THE greatest story ever told has acquired a Hollywood twist. James Cameron, the director of Titanic, is the executive producer of a new documentary that claims to have uncovered fresh evidence confirming one of the most dramatic episodes in the Old Testament — the parting of the Red Sea and the Jewish exodus from Egypt.In The Exodus Decoded, a 90-minute documentary that will be shown in America this month, Cameron and Simcha Jacobovici, the Canadian film producer, claim a volcanic eruption on the Greek archipelago of Santorini triggered a chain of natural catastrophes recorded in the Bible as the 10 plagues that God visited upon Egypt as punishment for enslaving the Jews.
Cameron believes the parting of the Red Sea may have been a tsunami that destroyed the pharaoh’s army as it pursued the escaping Jews. The documentary claims the episode occurred not at the Red Sea but at the smaller Sea of Reeds, a marshy area at the northern end of the Gulf of Suez. An underwater earthquake may have released poisonous gases that turned the waters red.
Jacobovici said “the common wisdom is there isn’t a single piece of archeological evidence backing up the biblical story of the exodus”. Jewish scholars have reluctantly concurred that an episode central to their faith — commemorated each year at Passover — may never have taken place.
Yet Cameron and Jacobovici claim to have unearthed more than a dozen archeological relics that suggest the exodus took place three centuries earlier than biblical scholars estimate. By reinterpreting artwork at museums in Luxor, Cairo, Athens and elsewhere, Jacobovici dates the exodus to around 1500BC.
That was about the time when some geologists believe the Santorini volcano, 400 miles north of Egypt, erupted in the eastern Mediterranean. Scientists and historians have long speculated that the 10 “plagues” suffered by Egypt might have been linked in a “domino theory” of natural causes.
The documentary’s website argues that a series of earthquakes may have “destabilised the entire Nile Delta system and resulted in part of the delta sliding off the African continental shelf”. This would have raised the level of land around the Sea of Reeds, believed to have been saltwater swamps around El Balah, the now extinct lake.
“In other words, the sea parted,” the website says. “Water would have cascaded from higher ground to lower ground . . . creating dry land on which the Israelites could cross. This event would also have caused an enormous ‘backsplash’ of water, a veritable tsunami. If the waves went a mere seven miles inland they would have engulfed the Egyptian army.”
The Exodus producers believe the waters were turned red by chemicals released by underwater tremors. Something similar happened to the lakes in Cameroon in 1986. If the waters were poisoned, amphibians would hop ashore, producing the biblical plague of frogs. When the frogs died, insects would have bred on their bodies leading to plagues of locusts, fleas and lice.

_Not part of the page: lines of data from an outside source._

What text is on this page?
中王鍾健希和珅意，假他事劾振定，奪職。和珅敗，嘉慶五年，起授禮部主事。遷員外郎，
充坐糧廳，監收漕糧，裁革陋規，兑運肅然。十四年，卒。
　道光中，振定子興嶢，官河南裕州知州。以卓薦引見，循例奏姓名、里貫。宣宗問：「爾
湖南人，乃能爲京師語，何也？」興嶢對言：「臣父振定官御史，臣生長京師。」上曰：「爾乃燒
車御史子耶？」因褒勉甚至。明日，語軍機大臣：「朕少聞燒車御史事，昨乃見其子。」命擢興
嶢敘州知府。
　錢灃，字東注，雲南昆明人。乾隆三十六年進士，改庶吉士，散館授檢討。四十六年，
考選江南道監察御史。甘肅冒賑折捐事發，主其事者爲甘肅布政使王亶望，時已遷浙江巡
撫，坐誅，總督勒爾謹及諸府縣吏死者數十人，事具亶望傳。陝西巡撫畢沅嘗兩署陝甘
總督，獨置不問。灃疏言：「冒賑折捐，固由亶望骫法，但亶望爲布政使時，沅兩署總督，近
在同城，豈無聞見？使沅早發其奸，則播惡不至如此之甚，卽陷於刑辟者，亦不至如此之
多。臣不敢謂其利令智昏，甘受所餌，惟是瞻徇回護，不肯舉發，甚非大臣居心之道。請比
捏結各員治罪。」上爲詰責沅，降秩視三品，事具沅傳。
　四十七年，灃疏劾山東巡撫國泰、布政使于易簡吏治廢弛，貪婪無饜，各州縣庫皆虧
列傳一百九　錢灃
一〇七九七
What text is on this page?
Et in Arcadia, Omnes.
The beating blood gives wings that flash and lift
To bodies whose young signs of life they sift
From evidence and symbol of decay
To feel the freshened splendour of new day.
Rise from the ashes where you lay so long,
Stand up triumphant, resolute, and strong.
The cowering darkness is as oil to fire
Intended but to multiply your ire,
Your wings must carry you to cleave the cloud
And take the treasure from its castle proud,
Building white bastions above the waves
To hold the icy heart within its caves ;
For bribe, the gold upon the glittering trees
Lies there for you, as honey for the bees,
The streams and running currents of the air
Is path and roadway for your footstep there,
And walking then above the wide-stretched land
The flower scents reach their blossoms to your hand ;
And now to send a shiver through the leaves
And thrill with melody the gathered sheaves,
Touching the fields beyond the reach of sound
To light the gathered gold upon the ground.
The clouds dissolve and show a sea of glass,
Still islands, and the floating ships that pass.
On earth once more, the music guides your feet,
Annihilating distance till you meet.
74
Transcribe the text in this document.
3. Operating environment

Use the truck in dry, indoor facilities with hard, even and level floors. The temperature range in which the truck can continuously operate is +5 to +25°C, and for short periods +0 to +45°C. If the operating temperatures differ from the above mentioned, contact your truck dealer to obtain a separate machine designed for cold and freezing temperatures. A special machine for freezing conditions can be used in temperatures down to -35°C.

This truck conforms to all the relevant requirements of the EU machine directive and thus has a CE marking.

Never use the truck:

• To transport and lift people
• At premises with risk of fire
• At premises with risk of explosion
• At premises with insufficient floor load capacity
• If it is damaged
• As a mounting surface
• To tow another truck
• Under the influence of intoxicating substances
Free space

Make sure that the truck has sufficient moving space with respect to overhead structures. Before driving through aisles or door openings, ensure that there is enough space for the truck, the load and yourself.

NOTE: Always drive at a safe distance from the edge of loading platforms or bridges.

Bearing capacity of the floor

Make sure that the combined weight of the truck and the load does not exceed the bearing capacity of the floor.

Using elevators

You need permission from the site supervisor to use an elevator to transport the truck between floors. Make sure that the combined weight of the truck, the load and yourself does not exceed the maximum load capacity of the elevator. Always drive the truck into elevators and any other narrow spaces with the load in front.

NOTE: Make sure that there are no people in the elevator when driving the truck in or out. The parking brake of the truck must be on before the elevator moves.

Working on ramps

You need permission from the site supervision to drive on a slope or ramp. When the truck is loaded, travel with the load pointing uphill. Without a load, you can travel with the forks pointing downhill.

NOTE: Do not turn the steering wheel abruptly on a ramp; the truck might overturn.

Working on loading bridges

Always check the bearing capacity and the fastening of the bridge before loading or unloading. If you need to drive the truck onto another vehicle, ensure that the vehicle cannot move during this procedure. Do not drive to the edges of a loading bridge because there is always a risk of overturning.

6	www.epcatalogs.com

They in turn would have spread disease to humans, the plague of boils, and animals, the plague of dying livestock. They would also have threatened crops, forcing the Egyptians to store grain which might have then turned mouldy. Contaminated food might account for the plague of deaths among first-born Egyptian males. Weather conditions spawned by the eruption might also have caused the plagues of hailstorms and darkness.
“It’s individual pieces that start to form a compelling pattern,” said Cameron.